Karena, tambah dia, hingga saat ini baru tersedia 2.009 dokter spesialis jantung. Padahal, jelas Obrin, dengan jumlah pasien jantung yang terus meningkat dibutuhkan 6.512 dokter spesialis jantung, agar mampu memberi layanan jantung yang memadai di Indonesia.
Menurut Obrin, dibutuhkan dorongan yang kuat dari semua pihak terkait, agar jumlah dokter spesialis jantung dapat terus ditingkatkan sehingga mampu memberi layanan kesehatan jantung yang memadai bagi setiap warga negara.

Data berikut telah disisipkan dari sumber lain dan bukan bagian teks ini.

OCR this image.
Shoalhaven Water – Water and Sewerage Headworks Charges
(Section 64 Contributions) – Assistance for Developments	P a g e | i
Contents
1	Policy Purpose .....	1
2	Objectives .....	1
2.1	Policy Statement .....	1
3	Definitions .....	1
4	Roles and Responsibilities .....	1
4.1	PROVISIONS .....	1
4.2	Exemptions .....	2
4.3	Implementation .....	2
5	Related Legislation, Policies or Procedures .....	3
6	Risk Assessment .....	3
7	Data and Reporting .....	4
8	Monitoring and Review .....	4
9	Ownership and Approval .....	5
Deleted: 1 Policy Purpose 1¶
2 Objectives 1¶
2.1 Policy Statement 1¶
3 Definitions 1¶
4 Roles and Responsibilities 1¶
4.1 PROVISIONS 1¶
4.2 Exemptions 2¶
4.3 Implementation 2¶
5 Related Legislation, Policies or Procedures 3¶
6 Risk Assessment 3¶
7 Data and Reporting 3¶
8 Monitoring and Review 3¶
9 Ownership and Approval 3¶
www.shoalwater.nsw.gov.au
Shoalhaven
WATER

Pemerintah, jelas Obrin, terus berupaya untuk mempermudah akses layanan kesehatan jantung bagi masyarakat, dengan melengkapi sarana dan prasana di berbagai fasilitas kesehatan yang ada di tanah air.
Analis Muda Kebijakan Penjaminan Manfaat Rujukan BPJS Kesehatan, Gregorius Virgianto Arpuji Anggoro Putro mengungkapkan, kepesertaan Jaminan Kesehatan Nasional per 31 Juli 2025 tercatat 280,7 juta orang. Menurutnya, khusus untuk penyakit jantung, tercatat rata-rata terjadi peningkatan 500 ribu peserta JKN per tahun.
Sehingga, tambah dia, pada 2024 tercatat pembiayaan untuk pengobatan penyakit jantung senilai Rp19, 2 triliun dari total Rp37 triliun pembiayaan untuk pengobatan penyakit katastropik di tanah air. Setiap tahun, jelas Gregorius, kasus penyakit jantung dan pembiayaan pengobatan penyakit jantung selalu meningkat di Indonesia.
Ketua Umum YJI, Annisa Pohan Yudhoyono mengungkapkan bahwa satu dari tiga kematian di Indonesia disebabkan oleh penyakit jantung. Padahal, ujar dia, penyakit jantung bisa disembuhkan bila mendapat penanganan secara dini.
Menurut Annisa, salah satu tantangan dalam pengobatan penyakit jantung di Indonesia adalah biaya pengobatan yang mahal. Diakui Annisa, saat ini penyakit jantung di tanah air sudah banyak ditemukan pada usia muda. Pada 2023, jelas dia, tercatat 140.206 penduduk berusia 25-34 tahun di Indonesia didiagnosa berpenyakit jantung.
Menurut Annisa, literasi kesehatan jantung bagi masyarakat harus terus ditingkatkan dengan berbagai upaya. Selain itu, sejumlah tantangan yang dihadapi pasien jantung, seperti antara lain biaya pengobatan yang mahal, keterbatasan fasilitas kesehatan dan ketersediaan tenaga kesehatan, harus segera dijawab dengan kolaborasi dan gerak bersama pihak-pihak terkait.